Entretanto, aliados do ex-deputado tentam dar um tom otimista ao desfecho. Segundo essa versão, a detenção seria apenas um “trâmite burocrático” necessário. Eles sustentam que, assim que as autoridades norte-americanas processarem e “perceberam” seu pedido de exílio político, Ramagem seria colocado em liberdade para aguardar o julgamento de seu status em solo norte-americano, protegendo-o da extradição.

Versão 3: A infração de trânsito

A versão mais inusitada, alimentada por grupos bolsonaristas em redes sociais, tenta minimizar o impacto da prisão classificando-a como um incidente fortuito. Segundo essa tese, Ramagem teria sido abordado inicialmente por uma infração de trânsito (como excesso de velocidade ou avançar um sinal).

O contraponto: Esta narrativa é considerada a mais frágil tecnicamente por dois motivos centrais. Primeiro, infrações de trânsito nos EUA resultam em multas (tickets) e liberação imediata, não em prisão e algemas. Segundo, o ICE não possui competência para fiscalizar o trânsito urbano; sua atuação é focada exclusivamente na situação de estrangeiros no país.
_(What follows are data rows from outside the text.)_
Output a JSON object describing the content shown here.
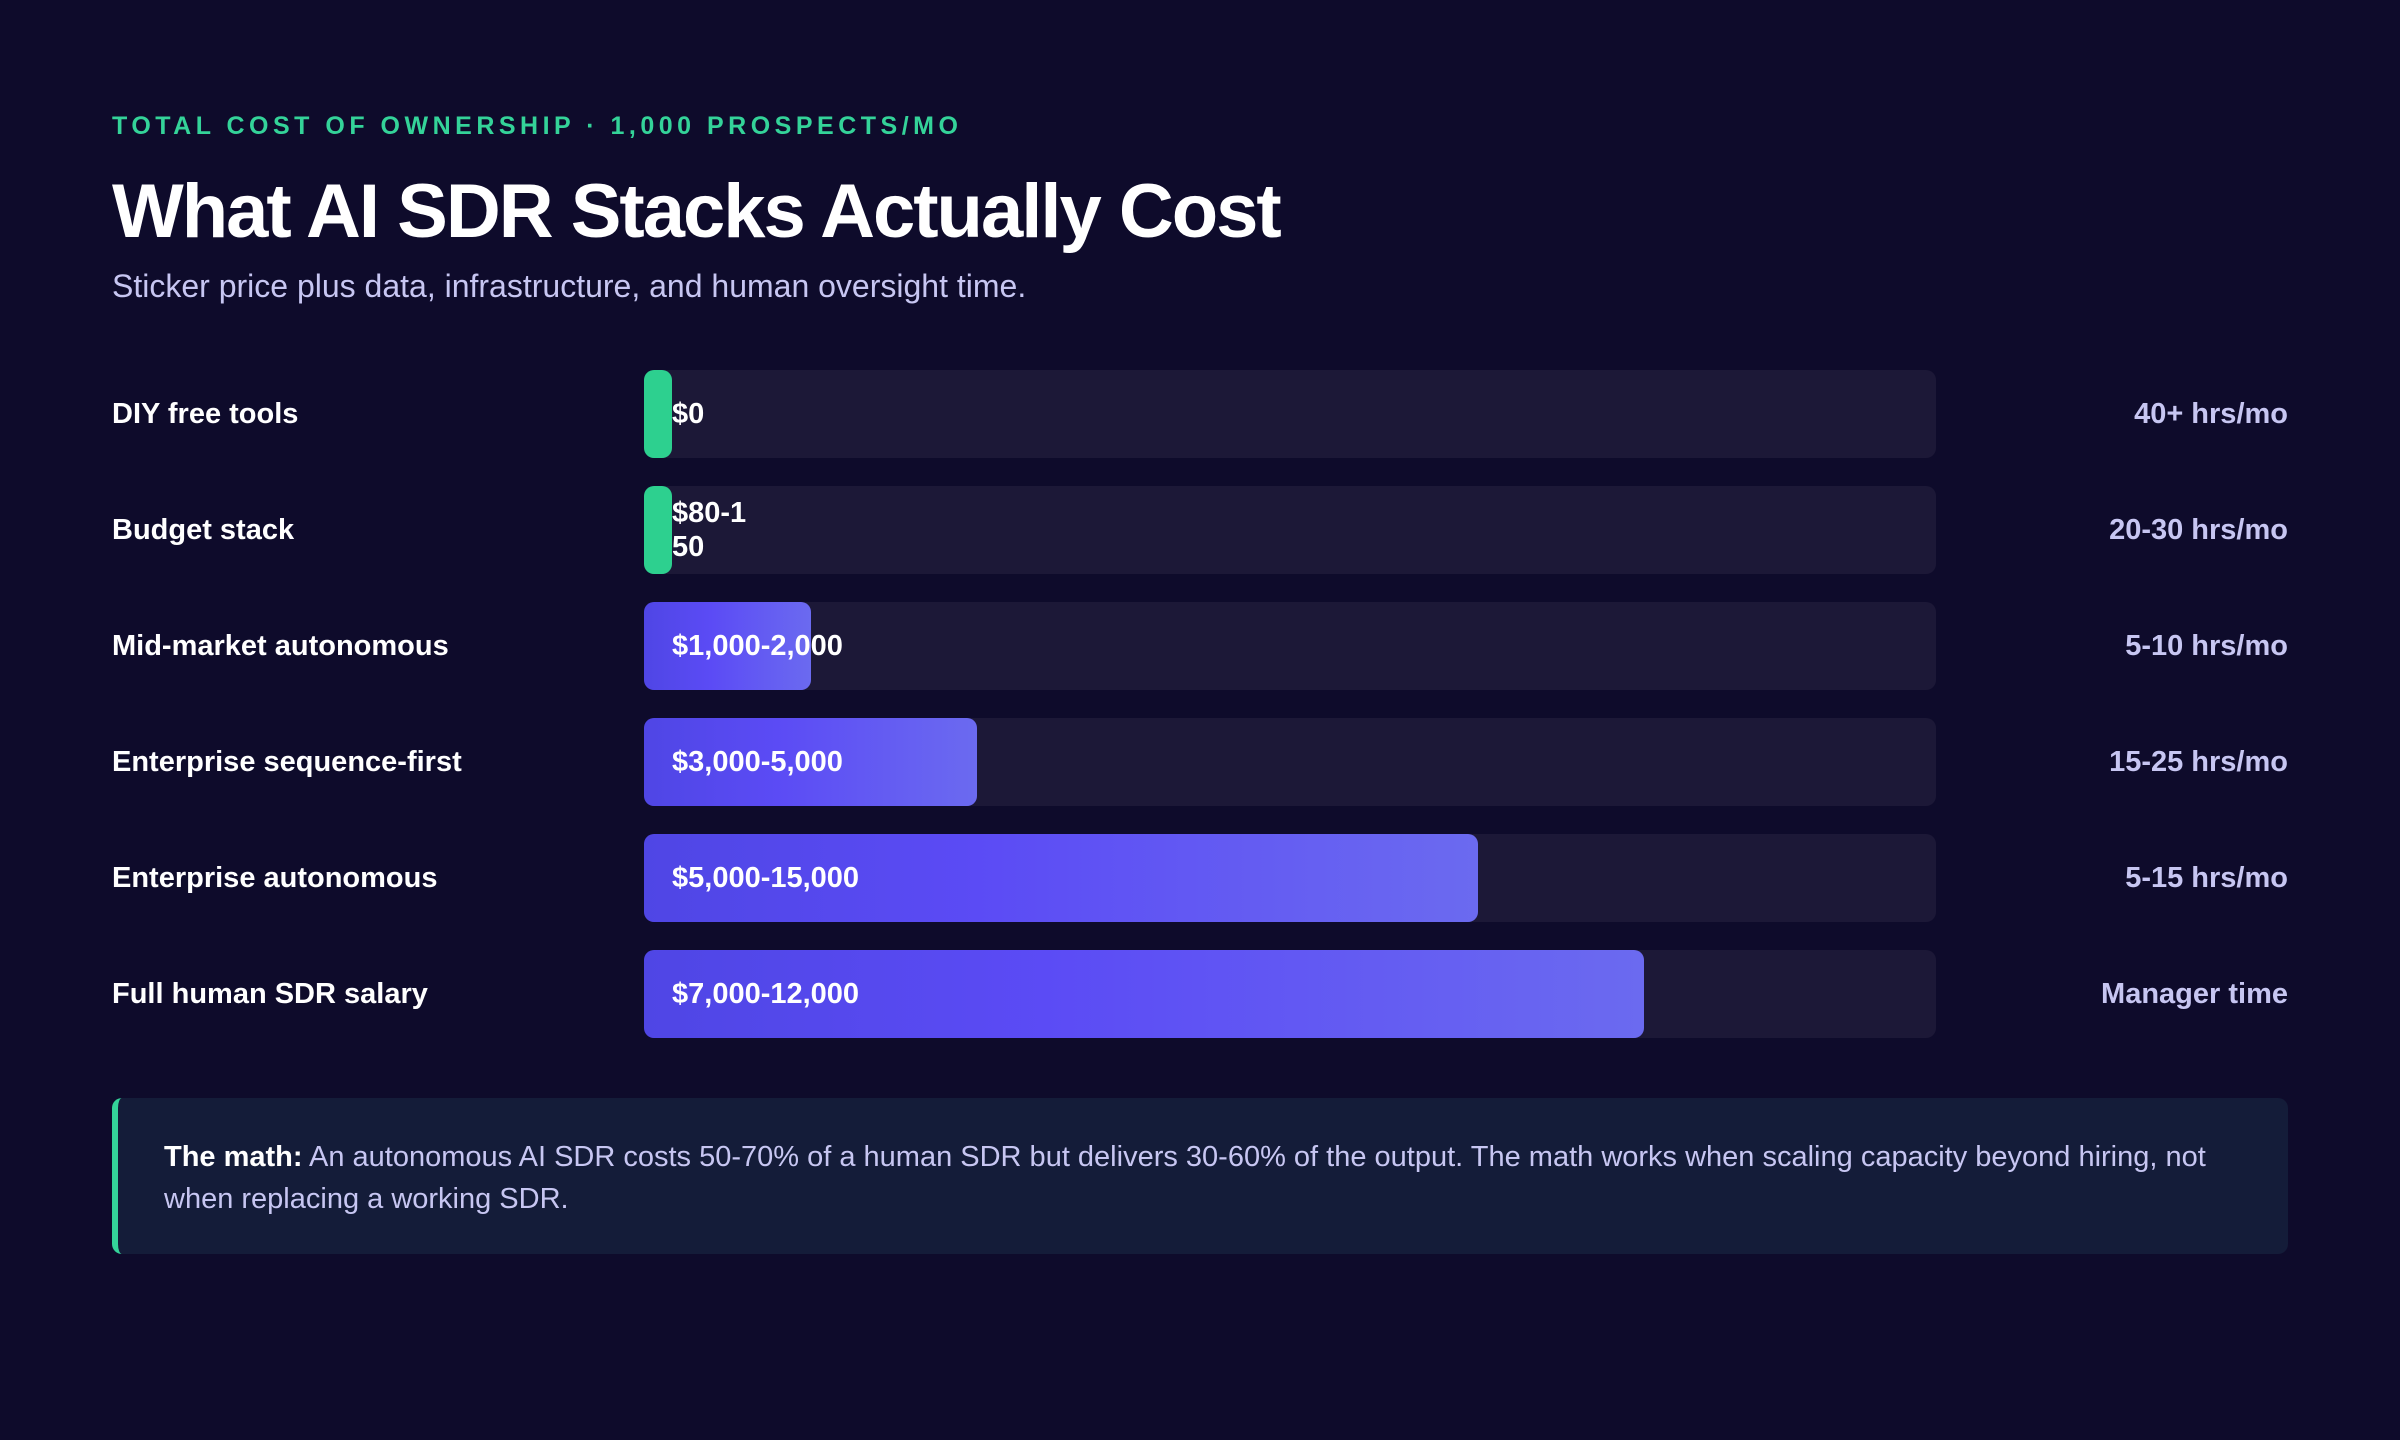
{
  "header": {
    "eyebrow": "TOTAL COST OF OWNERSHIP · 1,000 PROSPECTS/MO",
    "title": "What AI SDR Stacks Actually Cost",
    "subtitle": "Sticker price plus data, infrastructure, and human oversight time."
  },
  "colors": {
    "background": "#0e0b2b",
    "accent_green": "#34d399",
    "bar_green": "#2dd08f",
    "bar_purple_start": "#4f46e5",
    "bar_purple_end": "#6b6af0",
    "track": "#1c1837",
    "muted_text": "#c7c6f2"
  },
  "chart_data": {
    "type": "bar",
    "orientation": "horizontal",
    "title": "What AI SDR Stacks Actually Cost",
    "subtitle": "Sticker price plus data, infrastructure, and human oversight time.",
    "xlim": [
      0,
      15500
    ],
    "grid": false,
    "categories": [
      "DIY free tools",
      "Budget stack",
      "Mid-market autonomous",
      "Enterprise sequence-first",
      "Enterprise autonomous",
      "Full human SDR salary"
    ],
    "values": [
      0,
      150,
      2000,
      4000,
      10000,
      12000
    ],
    "value_labels": [
      "$0",
      "$80-150",
      "$1,000-2,000",
      "$3,000-5,000",
      "$5,000-15,000",
      "$7,000-12,000"
    ],
    "bar_colors": [
      "green",
      "green",
      "purple",
      "purple",
      "purple",
      "purple"
    ],
    "hours_labels": [
      "40+ hrs/mo",
      "20-30 hrs/mo",
      "5-10 hrs/mo",
      "15-25 hrs/mo",
      "5-15 hrs/mo",
      "Manager time"
    ]
  },
  "callout": {
    "lead": "The math:",
    "text": " An autonomous AI SDR costs 50-70% of a human SDR but delivers 30-60% of the output. The math works when scaling capacity beyond hiring, not when replacing a working SDR."
  }
}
O que é fato incontestável?

Independentemente da narrativa, Alexandre Ramagem é, neste momento, um condenado foragido sob custódia de um governo estrangeiro. O governo brasileiro já trabalha nos bastidores para transformar a detenção administrativa do ICE em um processo de retorno imediato ao Brasil, onde ele deve cumprir sua pena por tentativa de golpe de Estado e abolição violenta do Estado Democrático de Direito.